São três zonas de conflito. E, em torno dessas grandes agendas, esses grupos não se organizam necessariamente de maneiras idênticas. Tem uma parte dessa esquerda que se alinha no conflito redistributivo, mas que não é identitária, e que é contra o aborto, por exemplo. Está de um lado em uma agenda, mas vai para o outro na outra agenda. É muito mais complexo, porque é preciso olhar para as zonas de conflito. Polarização, divisão, etc. são muito pobres para captar isso.
BBC News Brasil- Onde entram os esforços de uma terceira via nessas zonas de conflito?
Alonso- Para ter uma terceira via, alguém tem que assumir uma posição meio camaleão, meio “Zelig”. Se ela assume um lado claro em cada desses campos, de um lado ou de outro, já tem uma oposição evidente. Quem seria essa terceira via hoje?
BBC News Brasil- O que há, agora, é Ronaldo Caiado e Romeu Zema…

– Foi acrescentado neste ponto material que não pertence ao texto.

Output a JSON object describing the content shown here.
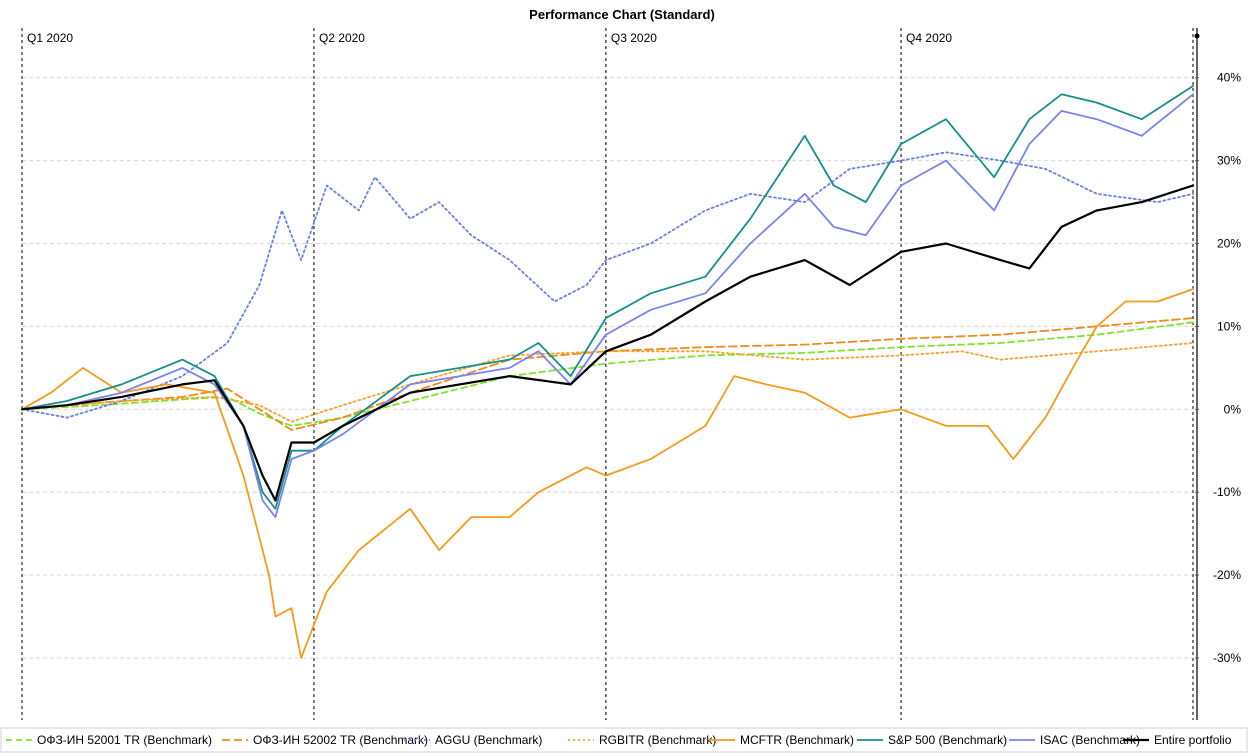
{
  "chart_data": {
    "type": "line",
    "title": "Performance Chart (Standard)",
    "xlabel": "",
    "ylabel": "",
    "x_range": [
      "2020-01-01",
      "2020-12-31"
    ],
    "ylim": [
      -0.37,
      0.46
    ],
    "y_ticks": [
      {
        "value": 0.4,
        "label": "40%"
      },
      {
        "value": 0.3,
        "label": "30%"
      },
      {
        "value": 0.2,
        "label": "20%"
      },
      {
        "value": 0.1,
        "label": "10%"
      },
      {
        "value": 0.0,
        "label": "0%"
      },
      {
        "value": -0.1,
        "label": "-10%"
      },
      {
        "value": -0.2,
        "label": "-20%"
      },
      {
        "value": -0.3,
        "label": "-30%"
      }
    ],
    "y_axis_side": "right",
    "grid": "horizontal dashed",
    "quarter_markers": [
      {
        "date": "2020-01-01",
        "label": "Q1 2020"
      },
      {
        "date": "2020-04-01",
        "label": "Q2 2020"
      },
      {
        "date": "2020-07-01",
        "label": "Q3 2020"
      },
      {
        "date": "2020-10-01",
        "label": "Q4 2020"
      }
    ],
    "end_marker_date": "2020-12-31",
    "legend_position": "bottom",
    "series": [
      {
        "name": "ОФЗ-ИН 52001 TR (Benchmark)",
        "color": "#7ee52a",
        "dash": "dashed",
        "points": [
          [
            "2020-01-01",
            0.0
          ],
          [
            "2020-01-25",
            0.005
          ],
          [
            "2020-02-20",
            0.012
          ],
          [
            "2020-03-05",
            0.015
          ],
          [
            "2020-03-15",
            -0.005
          ],
          [
            "2020-03-25",
            -0.02
          ],
          [
            "2020-04-10",
            -0.01
          ],
          [
            "2020-05-01",
            0.01
          ],
          [
            "2020-06-01",
            0.04
          ],
          [
            "2020-07-01",
            0.055
          ],
          [
            "2020-08-01",
            0.065
          ],
          [
            "2020-09-01",
            0.068
          ],
          [
            "2020-10-01",
            0.075
          ],
          [
            "2020-11-01",
            0.08
          ],
          [
            "2020-12-01",
            0.09
          ],
          [
            "2020-12-31",
            0.105
          ]
        ]
      },
      {
        "name": "ОФЗ-ИН 52002 TR (Benchmark)",
        "color": "#f08a1e",
        "dash": "longdash",
        "points": [
          [
            "2020-01-01",
            0.0
          ],
          [
            "2020-01-25",
            0.008
          ],
          [
            "2020-02-20",
            0.015
          ],
          [
            "2020-03-05",
            0.025
          ],
          [
            "2020-03-15",
            0.0
          ],
          [
            "2020-03-25",
            -0.025
          ],
          [
            "2020-04-10",
            -0.01
          ],
          [
            "2020-05-01",
            0.02
          ],
          [
            "2020-06-01",
            0.06
          ],
          [
            "2020-07-01",
            0.07
          ],
          [
            "2020-08-01",
            0.075
          ],
          [
            "2020-09-01",
            0.078
          ],
          [
            "2020-10-01",
            0.085
          ],
          [
            "2020-11-01",
            0.09
          ],
          [
            "2020-12-01",
            0.1
          ],
          [
            "2020-12-31",
            0.11
          ]
        ]
      },
      {
        "name": "AGGU (Benchmark)",
        "color": "#6b7fe6",
        "dash": "dotted",
        "points": [
          [
            "2020-01-01",
            0.0
          ],
          [
            "2020-01-15",
            -0.01
          ],
          [
            "2020-02-01",
            0.01
          ],
          [
            "2020-02-20",
            0.04
          ],
          [
            "2020-03-05",
            0.08
          ],
          [
            "2020-03-15",
            0.15
          ],
          [
            "2020-03-22",
            0.24
          ],
          [
            "2020-03-28",
            0.18
          ],
          [
            "2020-04-05",
            0.27
          ],
          [
            "2020-04-15",
            0.24
          ],
          [
            "2020-04-20",
            0.28
          ],
          [
            "2020-05-01",
            0.23
          ],
          [
            "2020-05-10",
            0.25
          ],
          [
            "2020-05-20",
            0.21
          ],
          [
            "2020-06-01",
            0.18
          ],
          [
            "2020-06-15",
            0.13
          ],
          [
            "2020-06-25",
            0.15
          ],
          [
            "2020-07-01",
            0.18
          ],
          [
            "2020-07-15",
            0.2
          ],
          [
            "2020-08-01",
            0.24
          ],
          [
            "2020-08-15",
            0.26
          ],
          [
            "2020-09-01",
            0.25
          ],
          [
            "2020-09-15",
            0.29
          ],
          [
            "2020-10-01",
            0.3
          ],
          [
            "2020-10-15",
            0.31
          ],
          [
            "2020-11-01",
            0.3
          ],
          [
            "2020-11-15",
            0.29
          ],
          [
            "2020-12-01",
            0.26
          ],
          [
            "2020-12-20",
            0.25
          ],
          [
            "2020-12-31",
            0.26
          ]
        ]
      },
      {
        "name": "RGBITR (Benchmark)",
        "color": "#f4a32c",
        "dash": "dotted",
        "points": [
          [
            "2020-01-01",
            0.0
          ],
          [
            "2020-02-01",
            0.01
          ],
          [
            "2020-03-01",
            0.015
          ],
          [
            "2020-03-15",
            0.005
          ],
          [
            "2020-03-25",
            -0.015
          ],
          [
            "2020-04-10",
            0.005
          ],
          [
            "2020-05-01",
            0.03
          ],
          [
            "2020-06-01",
            0.065
          ],
          [
            "2020-07-01",
            0.07
          ],
          [
            "2020-08-01",
            0.07
          ],
          [
            "2020-09-01",
            0.06
          ],
          [
            "2020-10-01",
            0.065
          ],
          [
            "2020-10-20",
            0.07
          ],
          [
            "2020-11-01",
            0.06
          ],
          [
            "2020-12-01",
            0.07
          ],
          [
            "2020-12-31",
            0.08
          ]
        ]
      },
      {
        "name": "MCFTR (Benchmark)",
        "color": "#f59a1b",
        "dash": "solid",
        "points": [
          [
            "2020-01-01",
            0.0
          ],
          [
            "2020-01-10",
            0.02
          ],
          [
            "2020-01-20",
            0.05
          ],
          [
            "2020-02-01",
            0.02
          ],
          [
            "2020-02-15",
            0.03
          ],
          [
            "2020-03-01",
            0.02
          ],
          [
            "2020-03-10",
            -0.08
          ],
          [
            "2020-03-18",
            -0.2
          ],
          [
            "2020-03-20",
            -0.25
          ],
          [
            "2020-03-25",
            -0.24
          ],
          [
            "2020-03-28",
            -0.3
          ],
          [
            "2020-04-05",
            -0.22
          ],
          [
            "2020-04-15",
            -0.17
          ],
          [
            "2020-05-01",
            -0.12
          ],
          [
            "2020-05-10",
            -0.17
          ],
          [
            "2020-05-20",
            -0.13
          ],
          [
            "2020-06-01",
            -0.13
          ],
          [
            "2020-06-10",
            -0.1
          ],
          [
            "2020-06-25",
            -0.07
          ],
          [
            "2020-07-01",
            -0.08
          ],
          [
            "2020-07-15",
            -0.06
          ],
          [
            "2020-08-01",
            -0.02
          ],
          [
            "2020-08-10",
            0.04
          ],
          [
            "2020-08-20",
            0.03
          ],
          [
            "2020-09-01",
            0.02
          ],
          [
            "2020-09-15",
            -0.01
          ],
          [
            "2020-10-01",
            0.0
          ],
          [
            "2020-10-15",
            -0.02
          ],
          [
            "2020-10-28",
            -0.02
          ],
          [
            "2020-11-05",
            -0.06
          ],
          [
            "2020-11-15",
            -0.01
          ],
          [
            "2020-11-25",
            0.06
          ],
          [
            "2020-12-01",
            0.1
          ],
          [
            "2020-12-10",
            0.13
          ],
          [
            "2020-12-20",
            0.13
          ],
          [
            "2020-12-31",
            0.145
          ]
        ]
      },
      {
        "name": "S&P 500 (Benchmark)",
        "color": "#168f8a",
        "dash": "solid",
        "points": [
          [
            "2020-01-01",
            0.0
          ],
          [
            "2020-01-15",
            0.01
          ],
          [
            "2020-02-01",
            0.03
          ],
          [
            "2020-02-20",
            0.06
          ],
          [
            "2020-03-01",
            0.04
          ],
          [
            "2020-03-10",
            -0.02
          ],
          [
            "2020-03-16",
            -0.1
          ],
          [
            "2020-03-20",
            -0.12
          ],
          [
            "2020-03-25",
            -0.05
          ],
          [
            "2020-04-01",
            -0.05
          ],
          [
            "2020-04-10",
            -0.02
          ],
          [
            "2020-05-01",
            0.04
          ],
          [
            "2020-06-01",
            0.06
          ],
          [
            "2020-06-10",
            0.08
          ],
          [
            "2020-06-20",
            0.04
          ],
          [
            "2020-07-01",
            0.11
          ],
          [
            "2020-07-15",
            0.14
          ],
          [
            "2020-08-01",
            0.16
          ],
          [
            "2020-08-15",
            0.23
          ],
          [
            "2020-09-01",
            0.33
          ],
          [
            "2020-09-10",
            0.27
          ],
          [
            "2020-09-20",
            0.25
          ],
          [
            "2020-10-01",
            0.32
          ],
          [
            "2020-10-15",
            0.35
          ],
          [
            "2020-10-30",
            0.28
          ],
          [
            "2020-11-10",
            0.35
          ],
          [
            "2020-11-20",
            0.38
          ],
          [
            "2020-12-01",
            0.37
          ],
          [
            "2020-12-15",
            0.35
          ],
          [
            "2020-12-31",
            0.39
          ]
        ]
      },
      {
        "name": "ISAC (Benchmark)",
        "color": "#7b82ee",
        "dash": "solid",
        "points": [
          [
            "2020-01-01",
            0.0
          ],
          [
            "2020-01-15",
            0.005
          ],
          [
            "2020-02-01",
            0.02
          ],
          [
            "2020-02-20",
            0.05
          ],
          [
            "2020-03-01",
            0.03
          ],
          [
            "2020-03-10",
            -0.02
          ],
          [
            "2020-03-16",
            -0.11
          ],
          [
            "2020-03-20",
            -0.13
          ],
          [
            "2020-03-25",
            -0.06
          ],
          [
            "2020-04-01",
            -0.05
          ],
          [
            "2020-04-10",
            -0.03
          ],
          [
            "2020-05-01",
            0.03
          ],
          [
            "2020-06-01",
            0.05
          ],
          [
            "2020-06-10",
            0.07
          ],
          [
            "2020-06-20",
            0.03
          ],
          [
            "2020-07-01",
            0.09
          ],
          [
            "2020-07-15",
            0.12
          ],
          [
            "2020-08-01",
            0.14
          ],
          [
            "2020-08-15",
            0.2
          ],
          [
            "2020-09-01",
            0.26
          ],
          [
            "2020-09-10",
            0.22
          ],
          [
            "2020-09-20",
            0.21
          ],
          [
            "2020-10-01",
            0.27
          ],
          [
            "2020-10-15",
            0.3
          ],
          [
            "2020-10-30",
            0.24
          ],
          [
            "2020-11-10",
            0.32
          ],
          [
            "2020-11-20",
            0.36
          ],
          [
            "2020-12-01",
            0.35
          ],
          [
            "2020-12-15",
            0.33
          ],
          [
            "2020-12-31",
            0.38
          ]
        ]
      },
      {
        "name": "Entire portfolio",
        "color": "#000000",
        "dash": "solid",
        "points": [
          [
            "2020-01-01",
            0.0
          ],
          [
            "2020-01-15",
            0.005
          ],
          [
            "2020-02-01",
            0.015
          ],
          [
            "2020-02-20",
            0.03
          ],
          [
            "2020-03-01",
            0.035
          ],
          [
            "2020-03-10",
            -0.02
          ],
          [
            "2020-03-16",
            -0.08
          ],
          [
            "2020-03-20",
            -0.11
          ],
          [
            "2020-03-25",
            -0.04
          ],
          [
            "2020-04-01",
            -0.04
          ],
          [
            "2020-04-10",
            -0.02
          ],
          [
            "2020-05-01",
            0.02
          ],
          [
            "2020-06-01",
            0.04
          ],
          [
            "2020-06-20",
            0.03
          ],
          [
            "2020-07-01",
            0.07
          ],
          [
            "2020-07-15",
            0.09
          ],
          [
            "2020-08-01",
            0.13
          ],
          [
            "2020-08-15",
            0.16
          ],
          [
            "2020-09-01",
            0.18
          ],
          [
            "2020-09-15",
            0.15
          ],
          [
            "2020-10-01",
            0.19
          ],
          [
            "2020-10-15",
            0.2
          ],
          [
            "2020-11-01",
            0.18
          ],
          [
            "2020-11-10",
            0.17
          ],
          [
            "2020-11-20",
            0.22
          ],
          [
            "2020-12-01",
            0.24
          ],
          [
            "2020-12-15",
            0.25
          ],
          [
            "2020-12-31",
            0.27
          ]
        ]
      }
    ]
  }
}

Alonso- Não é uma terceira via. Eles são alternativas da direita. São antiredistributivistas, anti-identitaristas, etc.
BBC News Brasil- Por que nenhum desses campos consegue organizar grandes protestos de rua hoje?

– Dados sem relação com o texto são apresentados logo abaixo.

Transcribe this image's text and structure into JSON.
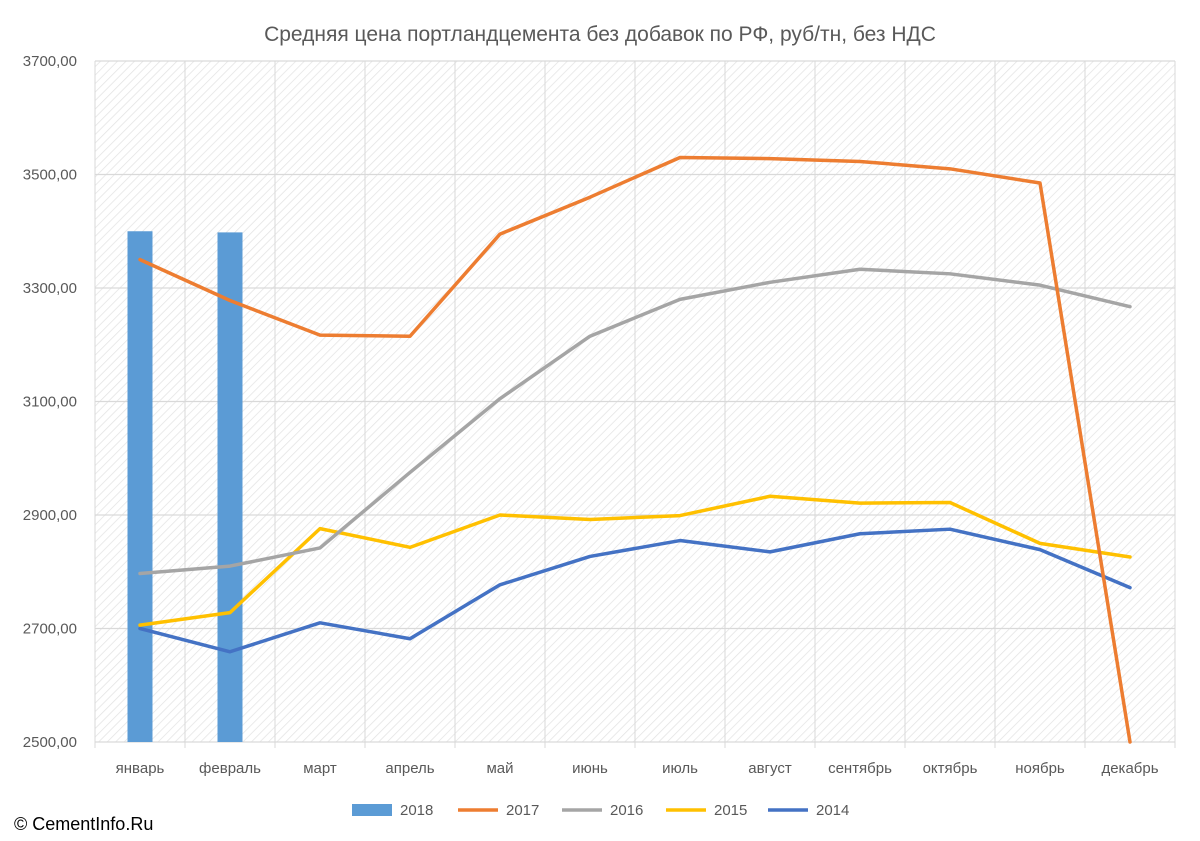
{
  "chart_data": {
    "type": "line",
    "title": "Средняя цена портландцемента без добавок по РФ, руб/тн, без НДС",
    "categories": [
      "январь",
      "февраль",
      "март",
      "апрель",
      "май",
      "июнь",
      "июль",
      "август",
      "сентябрь",
      "октябрь",
      "ноябрь",
      "декабрь"
    ],
    "ylim": [
      2500,
      3700
    ],
    "y_ticks": [
      "2500,00",
      "2700,00",
      "2900,00",
      "3100,00",
      "3300,00",
      "3500,00",
      "3700,00"
    ],
    "grid": true,
    "legend_position": "bottom",
    "series": [
      {
        "name": "2018",
        "type": "bar",
        "color": "#5b9bd5",
        "values": [
          3400,
          3398,
          null,
          null,
          null,
          null,
          null,
          null,
          null,
          null,
          null,
          null
        ]
      },
      {
        "name": "2017",
        "type": "line",
        "color": "#ed7d31",
        "values": [
          3350,
          3278,
          3217,
          3215,
          3395,
          3460,
          3530,
          3528,
          3523,
          3510,
          3485,
          2500
        ]
      },
      {
        "name": "2016",
        "type": "line",
        "color": "#a5a5a5",
        "values": [
          2797,
          2810,
          2842,
          2975,
          3105,
          3215,
          3280,
          3310,
          3333,
          3325,
          3305,
          3267
        ]
      },
      {
        "name": "2015",
        "type": "line",
        "color": "#ffc000",
        "values": [
          2706,
          2728,
          2876,
          2843,
          2900,
          2892,
          2899,
          2933,
          2921,
          2922,
          2850,
          2826
        ]
      },
      {
        "name": "2014",
        "type": "line",
        "color": "#4472c4",
        "values": [
          2700,
          2659,
          2710,
          2682,
          2777,
          2827,
          2855,
          2835,
          2867,
          2875,
          2839,
          2772
        ]
      }
    ]
  },
  "copyright": "© CementInfo.Ru"
}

Alonso- Grandes manifestações, como a de Junho de 2013 ou os protestos da direita no processo do impeachment da Dilma, só acontecem em momentos de crise. Em meio à normalidade, existem manifestações médias, pequenas. Logo, como nós não estamos em meio à crise, não veremos manifestações daqueles tamanhos. A última vez que houve um protesto maior, forte, foi o contra a tentativa de golpe [em 2022]. Meu ponto é que não costumamos considerar como “manifestação” o que é, fundamentalmente, o protesto de rua: a Marcha para Jesus e a Parada LGBT, que aconteceram nos últimos dias. São dois grandes eventos políticos, com autoridades, discursos, etc., embora sejam lidos em outra chave. Não é à toa que os políticos participam deles. E eles são mais associados com a direita e com a esquerda. As manifestações, então, estão acontecendo, sim.